Look for a “Banh mi Mr. Ly” sign hanging on a patio umbrella at 189 Hai Ba Trung, District 3 and you will find the business venue, right on the sidewalk.
It has a flat bamboo basket holding different kinds of sausages, layered with banana leaves and placed on another basket that keeps the banh mi warm, both on top of a plastic stool. Rustic or minimalistic, you call it.
Customers wait to buy Mr. Ly’s banh mi on Hai Ba Trung Street, District 3, Ho Chi Minh City. Photo by VnExpress/Quynh Tran
Ly is the name of the stall’s founder, who moved from northern Vietnam to Saigon in 1950 and began eking out a living selling banh mi.
Word-of-mouth stories passed down through generations say Mr. Ly is the first person to sell banh mi in Saigon. After two generations, the cart is now managed by Nguyen Hoang Quoc Thien and his family, who are Ly’s grandchildren.
“I’m the third generation of the business. I’ve been running it for more than 20 years,” Thien said.
Every morning at 6:00 a.m., rows of commuters line up in front of the stall, which has become famous for offering a simpler banh mi than most of the southern versions which are richer in tastes, with butter, paté and pickles.
Mr. Ly’s banh mi stall offers a wide selection of homemade Vietnamese sausages, including beef and pork, cooked mainly with family recipes.
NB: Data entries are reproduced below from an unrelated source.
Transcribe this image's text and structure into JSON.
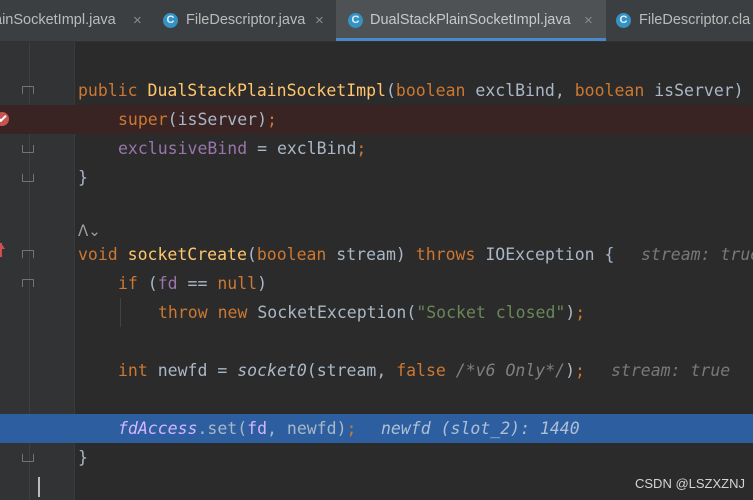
{
  "tabs": [
    {
      "label": "ainSocketImpl.java",
      "icon": "none",
      "active": false
    },
    {
      "label": "FileDescriptor.java",
      "icon": "java-class-icon",
      "active": false
    },
    {
      "label": "DualStackPlainSocketImpl.java",
      "icon": "java-class-icon",
      "active": true
    },
    {
      "label": "FileDescriptor.cla",
      "icon": "java-class-icon",
      "active": false
    }
  ],
  "tab_icon_letter": "C",
  "close_glyph": "×",
  "code": {
    "ctor_public": "public ",
    "ctor_name": "DualStackPlainSocketImpl",
    "ctor_params_open": "(",
    "ctor_kw_boolean1": "boolean",
    "ctor_p1": " exclBind, ",
    "ctor_kw_boolean2": "boolean",
    "ctor_p2": " isServer)",
    "super_kw": "super",
    "super_args": "(isServer)",
    "semicolon": ";",
    "excl_field": "exclusiveBind",
    "excl_assign": " = exclBind",
    "close_brace": "}",
    "void_kw": "void ",
    "method_name": "socketCreate",
    "m_open": "(",
    "m_boolean": "boolean",
    "m_param": " stream) ",
    "throws_kw": "throws",
    "m_exception": " IOException {",
    "hint_stream": "stream: true",
    "if_kw": "if",
    "if_open": " (",
    "fd_field": "fd",
    "if_eq": " == ",
    "null_kw": "null",
    "if_close": ")",
    "throw_kw": "throw ",
    "new_kw": "new ",
    "sock_exc": "SocketException(",
    "sock_msg": "\"Socket closed\"",
    "sock_end": ")",
    "int_kw": "int ",
    "newfd_assign": "newfd = ",
    "socket0": "socket0",
    "s0_args": "(stream, ",
    "false_kw": "false",
    "space": " ",
    "v6_comment": "/*v6 Only*/",
    "s0_end": ")",
    "hint_stream2": "stream: true",
    "fdaccess": "fdAccess",
    "set_call": ".set(",
    "fd2": "fd",
    "set_args": ", newfd)",
    "hint_newfd": "newfd (slot_2): 1440"
  },
  "watermark": "CSDN @LSZXZNJ",
  "colors": {
    "keyword": "#cc7832",
    "method_decl": "#ffc66d",
    "field": "#9876aa",
    "string": "#6a8759",
    "execution_line": "#2d5fa0",
    "breakpoint_line": "#3a2323"
  }
}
Homemade ingredients are placed in a flat basket at Mr. Ly’s banh mi stall on Hai Ba Trung Street, District 3, Ho Chi Minh City. Photo by VnExpress/Quynh Tran
To preserve the flavor and freshness of the sausage, Thien only cut the roll into pieces after receiving an order.
Then sliced cucumber, onion, a small amount of chili pepper, salt and soy sauce are added, a process that takes only 30 seconds per serving.
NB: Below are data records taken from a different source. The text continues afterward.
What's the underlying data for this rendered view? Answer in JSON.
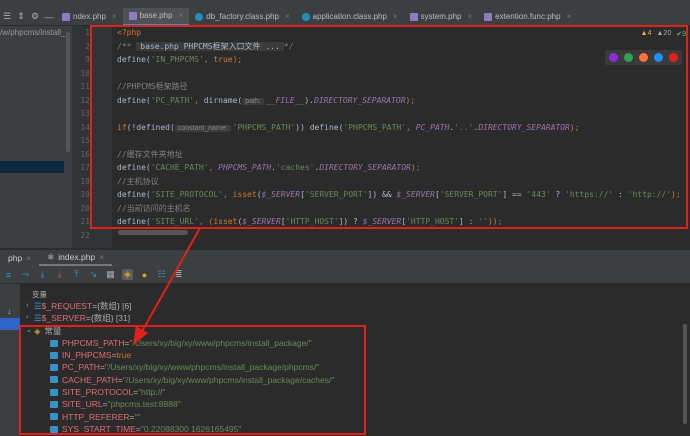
{
  "project_path": "/w/phpcms/install_",
  "tabs": [
    {
      "label": "ndex.php",
      "icon": "php-file-icon"
    },
    {
      "label": "base.php",
      "icon": "php-file-icon",
      "active": true
    },
    {
      "label": "db_factory.class.php",
      "icon": "php-class-icon"
    },
    {
      "label": "application.class.php",
      "icon": "php-class-icon"
    },
    {
      "label": "system.php",
      "icon": "php-file-icon"
    },
    {
      "label": "extention.func.php",
      "icon": "php-file-icon"
    }
  ],
  "line_numbers": [
    "1",
    "2",
    "9",
    "10",
    "11",
    "12",
    "13",
    "14",
    "15",
    "16",
    "17",
    "18",
    "19",
    "20",
    "21",
    "22"
  ],
  "code": [
    [
      {
        "t": "<?php",
        "k": "kw"
      }
    ],
    [
      {
        "t": "/** ",
        "k": "cm"
      },
      {
        "t": "base.php PHPCMS框架入口文件 ...",
        "k": "fold"
      },
      {
        "t": "*/",
        "k": "cm"
      }
    ],
    [
      {
        "t": "define(",
        "k": "fn"
      },
      {
        "t": "'IN_PHPCMS'",
        "k": "str"
      },
      {
        "t": ", ",
        "k": "kw"
      },
      {
        "t": "true",
        "k": "kw"
      },
      {
        "t": ");",
        "k": "kw"
      }
    ],
    [],
    [
      {
        "t": "//PHPCMS框架路径",
        "k": "cm"
      }
    ],
    [
      {
        "t": "define(",
        "k": "fn"
      },
      {
        "t": "'PC_PATH'",
        "k": "str"
      },
      {
        "t": ", ",
        "k": "kw"
      },
      {
        "t": "dirname(",
        "k": "fn"
      },
      {
        "t": "path:",
        "k": "hint"
      },
      {
        "t": "__FILE__",
        "k": "const"
      },
      {
        "t": ").",
        "k": "tx"
      },
      {
        "t": "DIRECTORY_SEPARATOR",
        "k": "const"
      },
      {
        "t": ");",
        "k": "kw"
      }
    ],
    [],
    [
      {
        "t": "if",
        "k": "kw"
      },
      {
        "t": "(!defined(",
        "k": "tx"
      },
      {
        "t": "constant_name:",
        "k": "hint"
      },
      {
        "t": "'PHPCMS_PATH'",
        "k": "str"
      },
      {
        "t": ")) define(",
        "k": "tx"
      },
      {
        "t": "'PHPCMS_PATH'",
        "k": "str"
      },
      {
        "t": ", ",
        "k": "kw"
      },
      {
        "t": "PC_PATH",
        "k": "const"
      },
      {
        "t": ".",
        "k": "tx"
      },
      {
        "t": "'..'",
        "k": "str"
      },
      {
        "t": ".",
        "k": "tx"
      },
      {
        "t": "DIRECTORY_SEPARATOR",
        "k": "const"
      },
      {
        "t": ");",
        "k": "kw"
      }
    ],
    [],
    [
      {
        "t": "//缓存文件夹地址",
        "k": "cm"
      }
    ],
    [
      {
        "t": "define(",
        "k": "fn"
      },
      {
        "t": "'CACHE_PATH'",
        "k": "str"
      },
      {
        "t": ", ",
        "k": "kw"
      },
      {
        "t": "PHPCMS_PATH",
        "k": "const"
      },
      {
        "t": ".",
        "k": "tx"
      },
      {
        "t": "'caches'",
        "k": "str"
      },
      {
        "t": ".",
        "k": "tx"
      },
      {
        "t": "DIRECTORY_SEPARATOR",
        "k": "const"
      },
      {
        "t": ");",
        "k": "kw"
      }
    ],
    [
      {
        "t": "//主机协议",
        "k": "cm"
      }
    ],
    [
      {
        "t": "define(",
        "k": "fn"
      },
      {
        "t": "'SITE_PROTOCOL'",
        "k": "str"
      },
      {
        "t": ", ",
        "k": "kw"
      },
      {
        "t": "isset",
        "k": "kw"
      },
      {
        "t": "(",
        "k": "tx"
      },
      {
        "t": "$_SERVER",
        "k": "const"
      },
      {
        "t": "[",
        "k": "tx"
      },
      {
        "t": "'SERVER_PORT'",
        "k": "str"
      },
      {
        "t": "]) && ",
        "k": "tx"
      },
      {
        "t": "$_SERVER",
        "k": "const"
      },
      {
        "t": "[",
        "k": "tx"
      },
      {
        "t": "'SERVER_PORT'",
        "k": "str"
      },
      {
        "t": "] == ",
        "k": "tx"
      },
      {
        "t": "'443'",
        "k": "str"
      },
      {
        "t": " ? ",
        "k": "tx"
      },
      {
        "t": "'https://'",
        "k": "str"
      },
      {
        "t": " : ",
        "k": "tx"
      },
      {
        "t": "'http://'",
        "k": "str"
      },
      {
        "t": ");",
        "k": "kw"
      }
    ],
    [
      {
        "t": "//当前访问的主机名",
        "k": "cm"
      }
    ],
    [
      {
        "t": "define(",
        "k": "fn"
      },
      {
        "t": "'SITE_URL'",
        "k": "str"
      },
      {
        "t": ", (",
        "k": "kw"
      },
      {
        "t": "isset",
        "k": "kw"
      },
      {
        "t": "(",
        "k": "tx"
      },
      {
        "t": "$_SERVER",
        "k": "const"
      },
      {
        "t": "[",
        "k": "tx"
      },
      {
        "t": "'HTTP_HOST'",
        "k": "str"
      },
      {
        "t": "]) ? ",
        "k": "tx"
      },
      {
        "t": "$_SERVER",
        "k": "const"
      },
      {
        "t": "[",
        "k": "tx"
      },
      {
        "t": "'HTTP_HOST'",
        "k": "str"
      },
      {
        "t": "] : ",
        "k": "tx"
      },
      {
        "t": "''",
        "k": "str"
      },
      {
        "t": "));",
        "k": "kw"
      }
    ],
    []
  ],
  "inspections": {
    "warnings": "4",
    "weak_warnings": "20",
    "ok": "9"
  },
  "browsers": [
    {
      "name": "phpstorm",
      "color": "#8a2be2"
    },
    {
      "name": "chrome",
      "color": "#2ea44f"
    },
    {
      "name": "firefox",
      "color": "#ff7139"
    },
    {
      "name": "safari",
      "color": "#1e90ff"
    },
    {
      "name": "opera",
      "color": "#e0201b"
    }
  ],
  "debug_tabs": [
    {
      "label": "php"
    },
    {
      "label": "index.php",
      "active": true
    }
  ],
  "variables": {
    "header": "变量",
    "rows": [
      {
        "name": "$_REQUEST",
        "value": "{数组} [6]"
      },
      {
        "name": "$_SERVER",
        "value": "{数组} [31]"
      }
    ],
    "constants_label": "常量",
    "constants": [
      {
        "name": "PHPCMS_PATH",
        "value": "\"/Users/xy/big/xy/www/phpcms/install_package/\"",
        "type": "str"
      },
      {
        "name": "IN_PHPCMS",
        "value": "true",
        "type": "bool"
      },
      {
        "name": "PC_PATH",
        "value": "\"/Users/xy/big/xy/www/phpcms/install_package/phpcms/\"",
        "type": "str"
      },
      {
        "name": "CACHE_PATH",
        "value": "\"/Users/xy/big/xy/www/phpcms/install_package/caches/\"",
        "type": "str"
      },
      {
        "name": "SITE_PROTOCOL",
        "value": "\"http://\"",
        "type": "str"
      },
      {
        "name": "SITE_URL",
        "value": "\"phpcms.test:8888\"",
        "type": "str"
      },
      {
        "name": "HTTP_REFERER",
        "value": "\"\"",
        "type": "str"
      },
      {
        "name": "SYS_START_TIME",
        "value": "\"0.22088300 1626165495\"",
        "type": "str"
      }
    ]
  },
  "annotation_color": "#e0201b"
}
According to Thien, his grandfather, Ly, created his signature banh mi by using Vietnamese northern-style sausage as the filling.
All those years ago, Ly began hawking his signature banh mi on a bicycle with a large basket to carry the ingredients. In the 1980s, old age forced Ly to permanently park his cart on Hai Ba Trung Street.
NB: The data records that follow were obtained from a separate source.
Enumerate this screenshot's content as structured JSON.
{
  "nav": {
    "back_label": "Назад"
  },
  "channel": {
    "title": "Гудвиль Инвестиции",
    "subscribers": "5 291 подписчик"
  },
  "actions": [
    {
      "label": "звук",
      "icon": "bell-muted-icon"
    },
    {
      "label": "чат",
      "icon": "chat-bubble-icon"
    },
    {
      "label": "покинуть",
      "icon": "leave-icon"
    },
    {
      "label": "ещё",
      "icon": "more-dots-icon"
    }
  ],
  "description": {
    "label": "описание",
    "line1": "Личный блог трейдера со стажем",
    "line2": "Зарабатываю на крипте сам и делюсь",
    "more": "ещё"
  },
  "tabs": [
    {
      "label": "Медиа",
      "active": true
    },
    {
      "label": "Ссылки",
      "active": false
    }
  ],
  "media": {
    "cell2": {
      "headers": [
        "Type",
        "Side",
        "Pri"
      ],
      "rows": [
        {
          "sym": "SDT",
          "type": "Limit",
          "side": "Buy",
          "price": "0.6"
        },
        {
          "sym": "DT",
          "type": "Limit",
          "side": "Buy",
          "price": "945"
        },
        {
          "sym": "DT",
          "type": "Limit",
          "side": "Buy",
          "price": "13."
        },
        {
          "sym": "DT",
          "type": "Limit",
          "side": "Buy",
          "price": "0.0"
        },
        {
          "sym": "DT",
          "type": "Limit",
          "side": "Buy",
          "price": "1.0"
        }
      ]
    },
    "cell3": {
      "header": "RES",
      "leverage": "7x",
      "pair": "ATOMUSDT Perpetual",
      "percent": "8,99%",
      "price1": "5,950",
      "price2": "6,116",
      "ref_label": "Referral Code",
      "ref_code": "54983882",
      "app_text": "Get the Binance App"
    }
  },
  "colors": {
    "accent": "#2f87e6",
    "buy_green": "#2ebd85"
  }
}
His regular customers were blue-collar workers and students who bought the banh mi to go.
“In the 2000s, Ly quit running the cart and passed it on to his family. After three generations, we still maintain the same stall in the same location, keeping both the original flavor of my family’s recipe and the warmth we extend to our customers,” Thien said.
A close-up view of a banh mi with full toppings at Mr. Ly’s stall on Hai Ba Trung Street, District 3, Ho Chi Minh City. Photo by VnExpress/Quynh Tran
Nguyen Van Mot, a 72-year-old patron, said he has been enjoying Mr. Ly’s banh mi since he was a university student.
“Over time, the flavor has remained the same as it was in the past. The banh mi is still loaded to the full with sausage and leaves me feeling extremely satisfied after eating it.
“I enjoy the banh mi from this cart because it does not contain paté or mayonnaise, which can make one fed up easily. I purchase this banh mi at least once a week,” Mot said.
Monday through Saturday, Mr. Ly’s banh mi cart opens at 6:00 a.m. and routinely sells out by 9:30 a.m.
Each day, the cart sells an average of 450 banh mi with 40 kilograms of sausage.
A banh mi at Mr. Ly’s stall costs VND25,000-30,000 ($1-1.21).